Chronique

Baptiste Trotignon, Minino Garay

Chimichurri

Baptiste Trotignon (p), Minino Garay (perc)

Label / Distribution : Okeh Records

Cela fait déjà plus de six ans que les deux musiciens collaborent ensemble − essentiellement sur scène depuis qu’ils se sont rencontrés lors d’une tournée en Argentine − mais c’est seulement en mai 2015, à Buenos Aires, qu’ils enregistrent ce premier album. Un piano qui résonne par l’avant, par l’arrière, des percussions qui semblent courir entre main droite et main gauche (soit pour les suivre, soit pour les entraîner) et surtout peu de ces silences empruntés dans lesquels, parfois, un timide mais trop respectueux dialogue tente de s’instaurer - ce disque sans préambule nous livre, comme à l’état brut, toute la complicité acquise par les deux musiciens lors de leurs communes tournées. Voix s’élançant ensemble.

Le pianiste et le percussionniste, pourtant séparés en studio par la vitre d’une cabine, semblent, sur ce disque, jouer presque côte à côte comme le suggère la pochette de l’album, si proches l’un de l’autre qu’on n’est guère surpris, à l’écoute de leur musique, de ressentir cette joyeuse impression d’être nous aussi près d’eux : nous voilà, auditeur anonyme, sans visage, subitement et silencieusement métamorphosé en cette fine et discrète glace transparente qui mesurait la distance entre les musiciens durant les sessions.
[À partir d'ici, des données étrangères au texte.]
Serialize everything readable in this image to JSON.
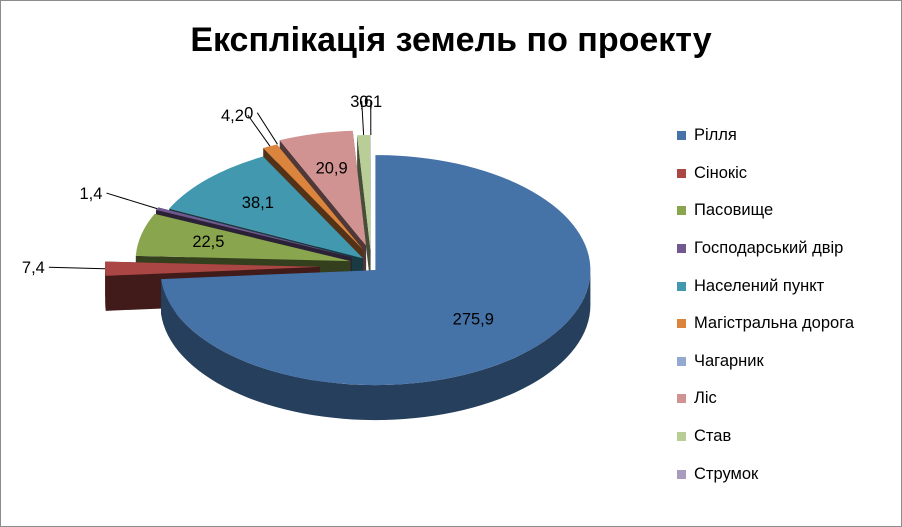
{
  "chart_data": {
    "type": "pie",
    "title": "Експлікація земель по проекту",
    "categories": [
      "Рілля",
      "Сінокіс",
      "Пасовище",
      "Господарський двір",
      "Населений пункт",
      "Магістральна дорога",
      "Чагарник",
      "Ліс",
      "Став",
      "Струмок"
    ],
    "values": [
      275.9,
      7.4,
      22.5,
      1.4,
      38.1,
      4.2,
      0,
      20.9,
      3.6,
      0.1
    ],
    "labels": [
      "275,9",
      "7,4",
      "22,5",
      "1,4",
      "38,1",
      "4,2",
      "0",
      "20,9",
      "3,6",
      "0,1"
    ],
    "colors": [
      "#4572A7",
      "#AA4643",
      "#89A54E",
      "#71588F",
      "#4198AF",
      "#DB843D",
      "#93A9CF",
      "#D19392",
      "#B9CD96",
      "#A99BBD"
    ],
    "style": "3d-exploded",
    "legend": "right",
    "grid": false
  }
}
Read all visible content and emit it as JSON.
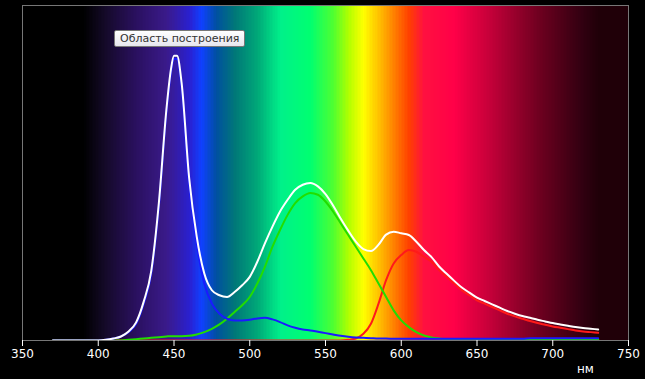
{
  "chart_data": {
    "type": "line",
    "xlabel": "нм",
    "annotations": [
      "Область построения"
    ],
    "xlim": [
      350,
      750
    ],
    "xticks": [
      350,
      400,
      450,
      500,
      550,
      600,
      650,
      700,
      750
    ],
    "ylim": [
      0,
      1
    ],
    "tick_labels": "x",
    "grid": false,
    "x": [
      370,
      375,
      380,
      385,
      390,
      395,
      400,
      405,
      410,
      415,
      420,
      425,
      430,
      435,
      440,
      445,
      448,
      450,
      452,
      455,
      460,
      465,
      470,
      475,
      480,
      485,
      490,
      495,
      500,
      505,
      510,
      515,
      520,
      525,
      530,
      535,
      540,
      545,
      550,
      555,
      560,
      565,
      570,
      575,
      580,
      585,
      590,
      595,
      600,
      605,
      610,
      615,
      620,
      625,
      630,
      635,
      640,
      645,
      650,
      655,
      660,
      665,
      670,
      675,
      680,
      685,
      690,
      695,
      700,
      705,
      710,
      715,
      720,
      725,
      730
    ],
    "series": [
      {
        "color": "#ffffff",
        "values": [
          0,
          0,
          0,
          0,
          0,
          0,
          0,
          0.002,
          0.006,
          0.012,
          0.027,
          0.054,
          0.116,
          0.208,
          0.41,
          0.69,
          0.81,
          0.85,
          0.85,
          0.77,
          0.485,
          0.31,
          0.2,
          0.15,
          0.135,
          0.13,
          0.145,
          0.165,
          0.19,
          0.235,
          0.29,
          0.34,
          0.385,
          0.42,
          0.45,
          0.465,
          0.47,
          0.46,
          0.437,
          0.403,
          0.364,
          0.328,
          0.295,
          0.273,
          0.267,
          0.286,
          0.316,
          0.325,
          0.32,
          0.315,
          0.295,
          0.27,
          0.249,
          0.221,
          0.199,
          0.178,
          0.158,
          0.143,
          0.128,
          0.118,
          0.108,
          0.098,
          0.088,
          0.08,
          0.073,
          0.068,
          0.062,
          0.057,
          0.052,
          0.048,
          0.044,
          0.04,
          0.037,
          0.035,
          0.033
        ]
      },
      {
        "color": "#1a1aff",
        "values": [
          0,
          0,
          0,
          0,
          0,
          0,
          0,
          0.002,
          0.006,
          0.012,
          0.025,
          0.05,
          0.11,
          0.2,
          0.4,
          0.68,
          0.8,
          0.84,
          0.84,
          0.76,
          0.47,
          0.29,
          0.17,
          0.11,
          0.08,
          0.065,
          0.06,
          0.06,
          0.062,
          0.066,
          0.068,
          0.063,
          0.055,
          0.045,
          0.038,
          0.033,
          0.03,
          0.026,
          0.022,
          0.018,
          0.014,
          0.011,
          0.009,
          0.008,
          0.007,
          0.006,
          0.006,
          0.005,
          0.005,
          0.005,
          0.005,
          0.005,
          0.005,
          0.005,
          0.005,
          0.005,
          0.005,
          0.005,
          0.005,
          0.005,
          0.005,
          0.005,
          0.005,
          0.005,
          0.005,
          0.007,
          0.007,
          0.007,
          0.007,
          0.007,
          0.007,
          0.007,
          0.007,
          0.007,
          0.007
        ]
      },
      {
        "color": "#22dd00",
        "values": [
          0,
          0,
          0,
          0,
          0,
          0,
          0,
          0,
          0,
          0,
          0.002,
          0.004,
          0.006,
          0.008,
          0.01,
          0.012,
          0.013,
          0.013,
          0.013,
          0.013,
          0.014,
          0.018,
          0.025,
          0.035,
          0.048,
          0.065,
          0.085,
          0.105,
          0.13,
          0.17,
          0.22,
          0.28,
          0.33,
          0.375,
          0.41,
          0.43,
          0.44,
          0.435,
          0.415,
          0.385,
          0.35,
          0.315,
          0.28,
          0.245,
          0.21,
          0.17,
          0.13,
          0.09,
          0.06,
          0.04,
          0.025,
          0.015,
          0.009,
          0.006,
          0.004,
          0.003,
          0.003,
          0.003,
          0.003,
          0.003,
          0.003,
          0.003,
          0.003,
          0.003,
          0.003,
          0.003,
          0.003,
          0.003,
          0.003,
          0.003,
          0.003,
          0.003,
          0.003,
          0.003,
          0.003
        ]
      },
      {
        "color": "#ff1a1a",
        "values": [
          0,
          0,
          0,
          0,
          0,
          0,
          0,
          0,
          0,
          0,
          0,
          0,
          0,
          0,
          0,
          0,
          0,
          0,
          0,
          0,
          0,
          0,
          0,
          0,
          0,
          0,
          0,
          0,
          0,
          0,
          0,
          0,
          0,
          0,
          0,
          0,
          0,
          0,
          0,
          0,
          0,
          0.002,
          0.006,
          0.02,
          0.05,
          0.11,
          0.18,
          0.23,
          0.255,
          0.27,
          0.265,
          0.25,
          0.235,
          0.21,
          0.19,
          0.17,
          0.15,
          0.135,
          0.12,
          0.11,
          0.1,
          0.09,
          0.08,
          0.072,
          0.065,
          0.058,
          0.052,
          0.047,
          0.042,
          0.038,
          0.034,
          0.03,
          0.027,
          0.025,
          0.023
        ]
      }
    ]
  }
}
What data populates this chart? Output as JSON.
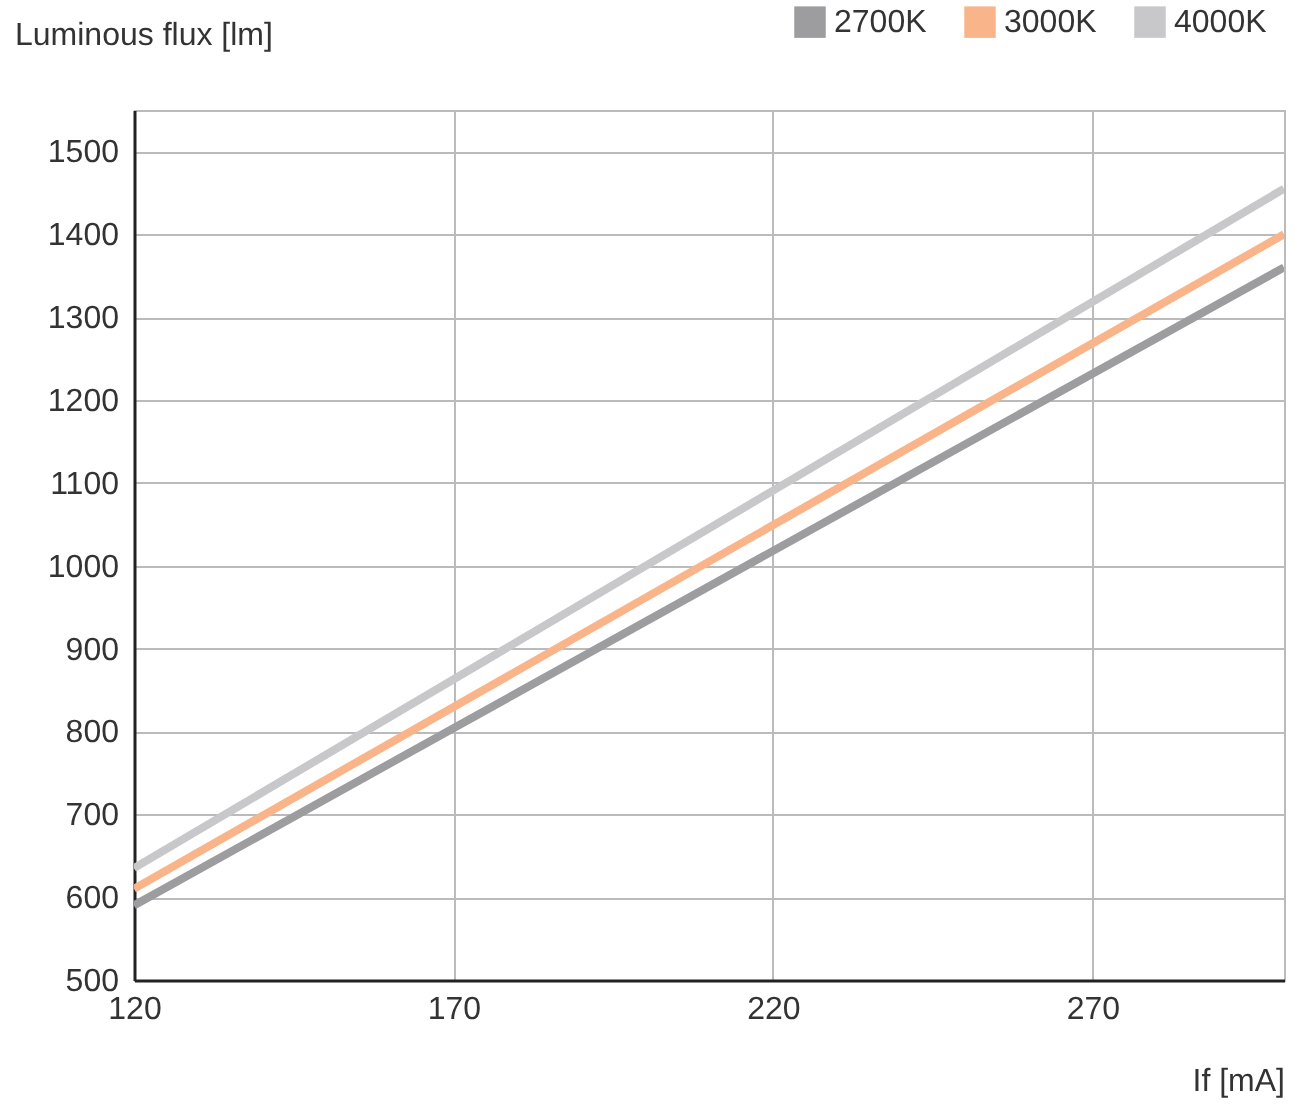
{
  "chart_data": {
    "type": "line",
    "xlabel": "If [mA]",
    "ylabel": "Luminous flux [lm]",
    "x": [
      120,
      300
    ],
    "series": [
      {
        "name": "2700K",
        "color": "#9d9d9f",
        "values": [
          590,
          1360
        ]
      },
      {
        "name": "3000K",
        "color": "#f9b48a",
        "values": [
          610,
          1400
        ]
      },
      {
        "name": "4000K",
        "color": "#c8c8ca",
        "values": [
          635,
          1455
        ]
      }
    ],
    "xlim": [
      120,
      300
    ],
    "xticks": [
      120,
      170,
      220,
      270
    ],
    "ylim": [
      500,
      1550
    ],
    "yticks": [
      500,
      600,
      700,
      800,
      900,
      1000,
      1100,
      1200,
      1300,
      1400,
      1500
    ],
    "grid": true,
    "legend": "top right",
    "marker": "none",
    "line_style": "solid"
  }
}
L’Europe et l’Amérique que les deux musiciens, l’un argentin, l’autre français, ont cherché à rapprocher sur cet album, n’ont plus d’autre frontière − provisoire − que cette fête improvisée, semble-t-il, au milieu de la route.

Le répertoire qu’ils ont choisi d’interpréter joue sûrement pour beaucoup dans l’étrange et chaleureux plaisir d’écoute que procure ce disque. En plus de quelques compositions du pianiste, un grand nombre de mélodies populaires : « West Side Story » de Leonard Bernstein, « Jenny Wren » de McCartney, des standards de jazz (de Monk et de Charlie Parker) et deux tangos de Carlos Gardel, étoffent en effet ce disque échevelé. Mais la formule en duo, très appréciée par Trotignon (qui possède par ailleurs une grande expérience de la performance solitaire) ajoute aussi toute sa simplicité (ce dernier la trouve d’ailleurs très apaisante tant elle permet aux interprètes de communiquer plus facilement). Enfin, et surtout, il y a l’engagement physique de chacun des musiciens (jusqu’à la voix, jusqu’au chant chez Minino), cette réjouissante énergie dépensée tout au long du disque et qui fait que l’on n’y entend pas seulement de la musique enregistrée mais des musiciens en train de la jouer, et mieux, de l’inventer.